Re: The first five minutes ... a thought experiment (long) from James Fuller on 2014-02-20 (xproc-dev@w3.org from February 2014)

From: James Fuller <james.fuller.2007@gmail.com>
Date: Thu, 20 Feb 2014 12:31:57 +0100
To: Alex Milowski <alex@milowski.com>
Cc: XProc Dev <xproc-dev@w3.org>
Message-ID: <CADsXk-Z5PkEc--mNLDCr8vA-Z0NjTh2k6yFZ49bKb3+Z64-xQw@mail.gmail.com>

Hello Alex,

oh sure, I (personally) agree that the document boundary is needed ... but
that does not necc imply there is nothing we can do to make life easier in
this scenario.

Also the requirements doc not saying item()* does not mean we cannot
discuss at WG level ... IMHO discussion is still open on all requirements
and perhaps at next telcon I will flesh out an approach (or not) ... at
this stage we should listen to the community, tell them our timeline and be
careful to balance off what is most important with available resource/time.

I would put to the list, between the 2 options ... non xml docs or atomic
xdm values, which is more important ? I hope people will agree that non xml
docs are more important right now (esp if we can facilitate making life
easier in other scenarios) ... but now is the time for people to speak up.

thx, J




On Thu, Feb 20, 2014 at 12:10 PM, Alex Milowski <alex@milowski.com> wrote:

> On Tue, Feb 18, 2014 at 11:46 AM, James Fuller <jim@webcomposite.com>
> wrote:
>
> >
> > Documents flowing through a pipeline is a fundamental concept in xproc
> > eg. data flowing through pipe whose connections to steps are defined
> > by bindings.
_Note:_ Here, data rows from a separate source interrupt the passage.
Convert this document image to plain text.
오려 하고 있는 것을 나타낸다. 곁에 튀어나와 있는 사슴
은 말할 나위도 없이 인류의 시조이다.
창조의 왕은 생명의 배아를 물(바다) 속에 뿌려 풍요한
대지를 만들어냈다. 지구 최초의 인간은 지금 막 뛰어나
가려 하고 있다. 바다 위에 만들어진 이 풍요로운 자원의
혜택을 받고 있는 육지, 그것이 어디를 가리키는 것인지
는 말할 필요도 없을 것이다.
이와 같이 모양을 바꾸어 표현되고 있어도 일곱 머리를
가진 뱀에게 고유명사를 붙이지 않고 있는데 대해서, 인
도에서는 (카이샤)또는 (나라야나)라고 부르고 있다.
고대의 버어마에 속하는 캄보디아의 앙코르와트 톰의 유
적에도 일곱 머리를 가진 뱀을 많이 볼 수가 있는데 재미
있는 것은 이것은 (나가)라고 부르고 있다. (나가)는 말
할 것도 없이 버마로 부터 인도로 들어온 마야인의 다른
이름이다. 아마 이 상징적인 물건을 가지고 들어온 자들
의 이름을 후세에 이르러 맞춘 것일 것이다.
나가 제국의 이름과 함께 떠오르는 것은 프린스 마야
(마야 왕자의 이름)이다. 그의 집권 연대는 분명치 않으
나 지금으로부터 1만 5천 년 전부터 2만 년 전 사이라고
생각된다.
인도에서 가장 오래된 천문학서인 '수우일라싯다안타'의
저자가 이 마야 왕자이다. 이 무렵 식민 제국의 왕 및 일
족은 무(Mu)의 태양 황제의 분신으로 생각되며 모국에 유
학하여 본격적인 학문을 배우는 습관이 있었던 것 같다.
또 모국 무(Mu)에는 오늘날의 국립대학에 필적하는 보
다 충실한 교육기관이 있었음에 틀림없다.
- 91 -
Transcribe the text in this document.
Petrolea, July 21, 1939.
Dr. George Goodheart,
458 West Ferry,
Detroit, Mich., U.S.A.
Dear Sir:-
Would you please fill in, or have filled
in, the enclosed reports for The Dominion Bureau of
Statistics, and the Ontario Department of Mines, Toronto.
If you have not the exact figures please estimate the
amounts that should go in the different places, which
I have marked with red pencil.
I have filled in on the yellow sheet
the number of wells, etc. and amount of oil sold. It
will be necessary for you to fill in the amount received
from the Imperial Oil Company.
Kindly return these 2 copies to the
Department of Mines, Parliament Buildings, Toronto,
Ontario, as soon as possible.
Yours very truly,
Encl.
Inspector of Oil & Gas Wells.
This is classic data flow language, though the decision
> > in v1 was to only allow XML documents flow through.
> >
> > In XProc vnext we are considering allowing item()* with non xml
> > documents flowing through pipes, which would address your requirement
> > (I think)
> >
>
> The requirement, as stated is:
>
> "Experience has shown that real-world pipelines often involve non-XML
> documents. Several workarounds have been invented for special cases.
> The limitation that V1.0 can only pass XML between steps makes some
> pipelines difficult, if not impossible, to write.
>
> Providing the ability to allow non-XML documents to flow between steps
> opens up the possibility of writing simple pipelines to work with
> images, JSON, Turtle, EPUB, etc."
>
> It isn't saying "item()*" because those things do not currently have
> representations in the XDM.  While we could extend the XDM to handle
> these items, I think that would be difficult to justify and certainly
> a large task to get right.
>
> I'm inclined to just say "they are documents with metadata" and let
> implementors do the right thing.  This allows for use cases like
> processing large video files with XProc where the binary is a
> reference to a stream handle that steps process using streaming.  This
> allows the application of language technology to the audio tracks for
> automatic captioning or other video annotations.
>
> You can't do that with an XDM value right now as the model is
> typically requires the whole value to be represented.  There are
> certainly ways to specify such things without requiring complete
> instantiation but that will require a sufficient amount of time to get
> correct.  The result would be either we'd get it wrong it XProc V2
> would take far too long.  We are also not the WG in charge of the XDM.
>
> As such, I'd rather that non-XML documents become a bit more abstract
> to allow implementors to do whatever is necessary to meet the
> requirements we set forth in the specification. Whether an
> implementation can handle large binaries will just be a feature or
> quality of implementation question.
>
>
> [1] http://www.w3.org/TR/xproc-v2-req/#non-xml-documents
>
> --
> --Alex Milowski
> "The excellence of grammar as a guide is proportional to the paucity of the
> inflexions, i.e. to the degree of analysis effected by the language
> considered."
>
> Bertrand Russell in a footnote of Principles of Mathematics
>
>

Received on Thursday, 20 February 2014 11:32:24 UTC